The team then targeted a wider field to include regional online publications, including the Northern Echo and Forces TV, plus broadcasters. BBC Radio Leeds, for example, interviewed Si live at lunchtime, reaching about 78,000 listeners.
Other news wires were now starting to focus on the story, and it appeared on the Evening Standard’s site as well as ITV National, both online and in its evening news bulletins. By this stage, the video had hit around five million views and Help for Heroes had secured a slot on the following day’s This Morning for Si and Tempy.
‘We faced requests from ITV’s This Morning and Good Morning Britain and BBC Breakfast,’ says Miles. The charity chose This Morning, where husband and wife team Eamonn Holmes and Ruth Lansford interviewed the duo, because, along with its viewing figures, the show has extensive online reach. ‘We also have a great relationship with the programme.’
The eight minute chat was watched by more than three million people, and was then shared online by ITV. This Morning also released clips from the interview to the media, which were picked up by Mail Online, The Sun and The Mirror, resulting in a second wave of hits for the story, plus Entertainment Daily.

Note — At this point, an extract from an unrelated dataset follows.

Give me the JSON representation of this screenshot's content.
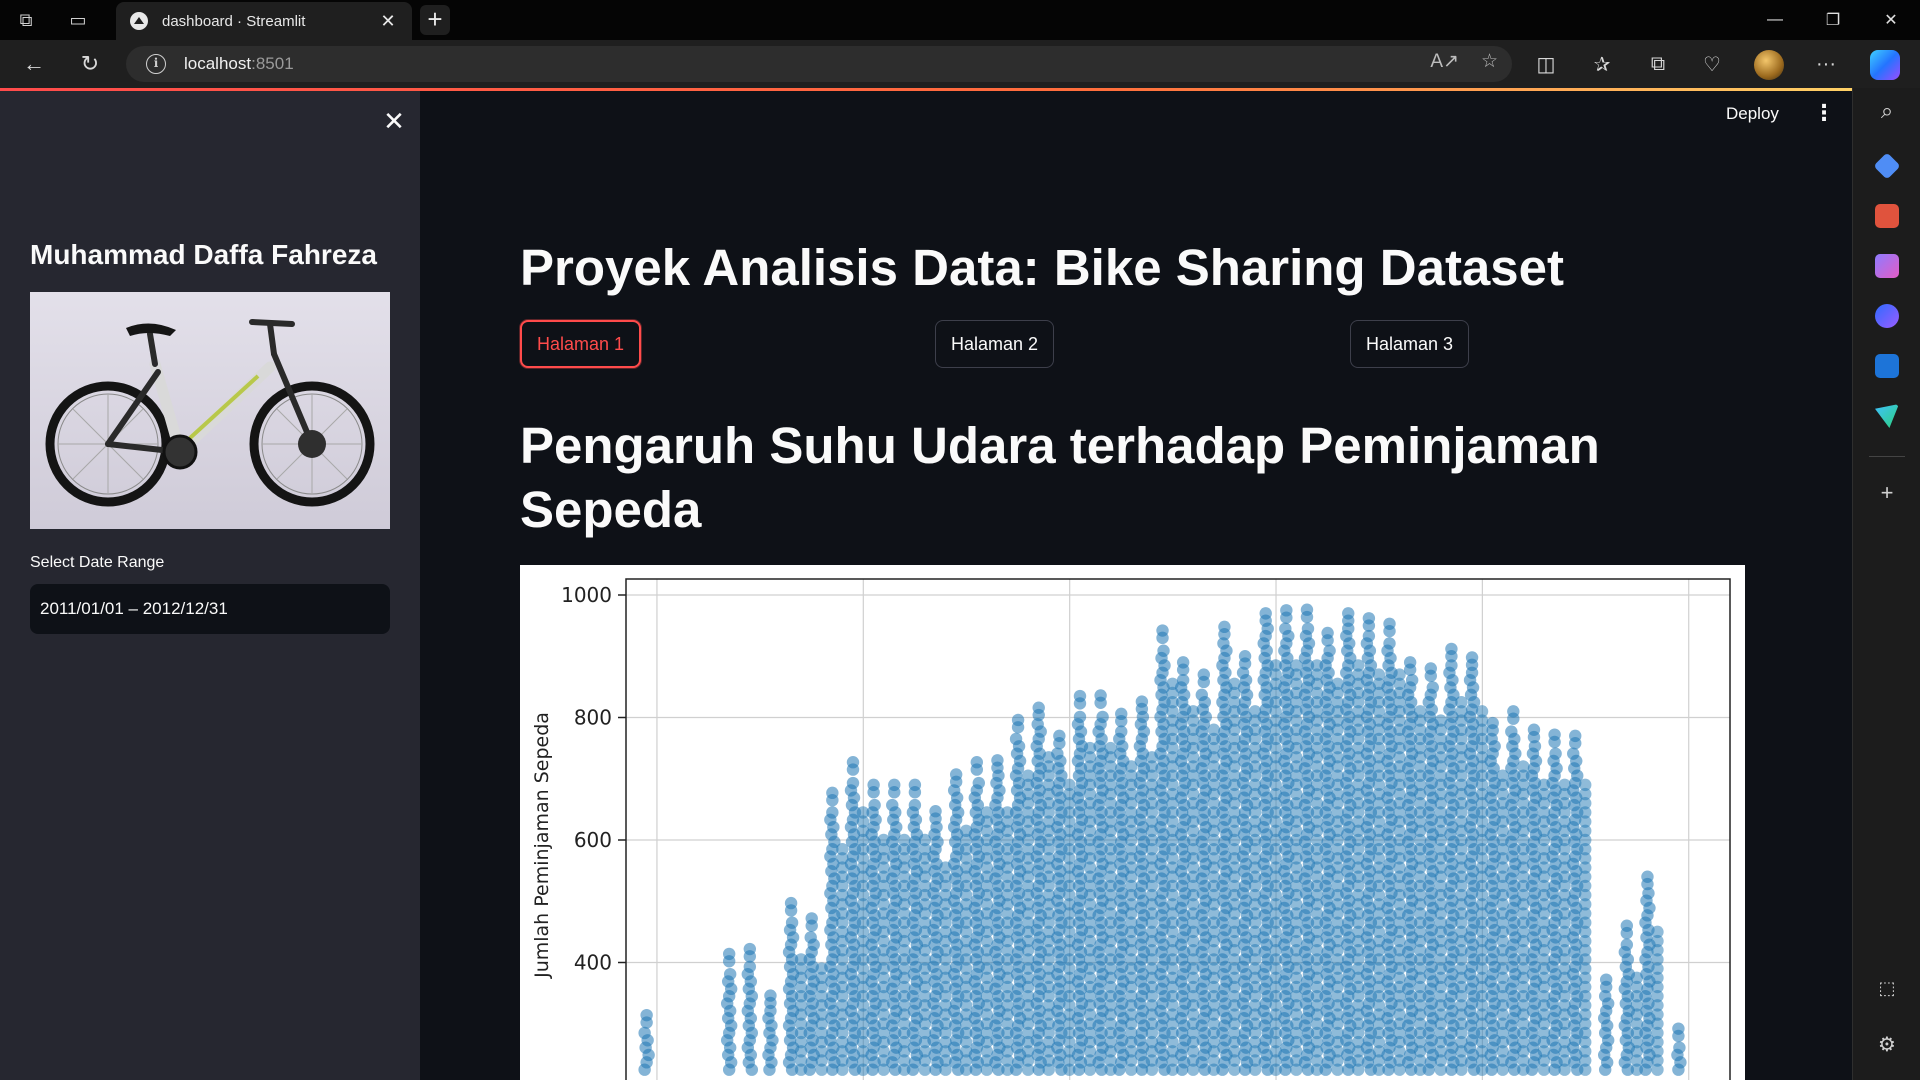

Each media outlet had also by now started to feature the video on their Facebook sites, after reaching agreement with Help for Heroes. ‘In the past we have been reluctant to allow our content to be used in this way,’ concedes Miles. Within 24 hours of the ‘big seeders’ using the video on Facebook, it had been viewed by almost 40 million people on the channel. Indeed, Unilad had already reached 13 million views on Facebook, followed by 8.9 million apiece on both Mail Online and The Sun and 5.7 million on LADbible. The story had also been picked up and shared by people as far away as Morocco, Australia, America and Japan.
Help the Heroes was also experiencing other unexpected benefits. Even though the video did not have a specific call to action, it registered a nine per cent increase in the dwell time on its main website plus a 35 per cent increase, month on month, of new beneficiaries coming forward to support the charity and 47 per cent increase in event registrations. It also raised an unexpected £12,000.
‘Nobody ever says they want to create a viral video,’ says Miles. ‘But you put the building blocks in place, and create content that resonates and creates an emotional connection, that people will still talk about when they get home. And you must have a strong strategy for roll out.’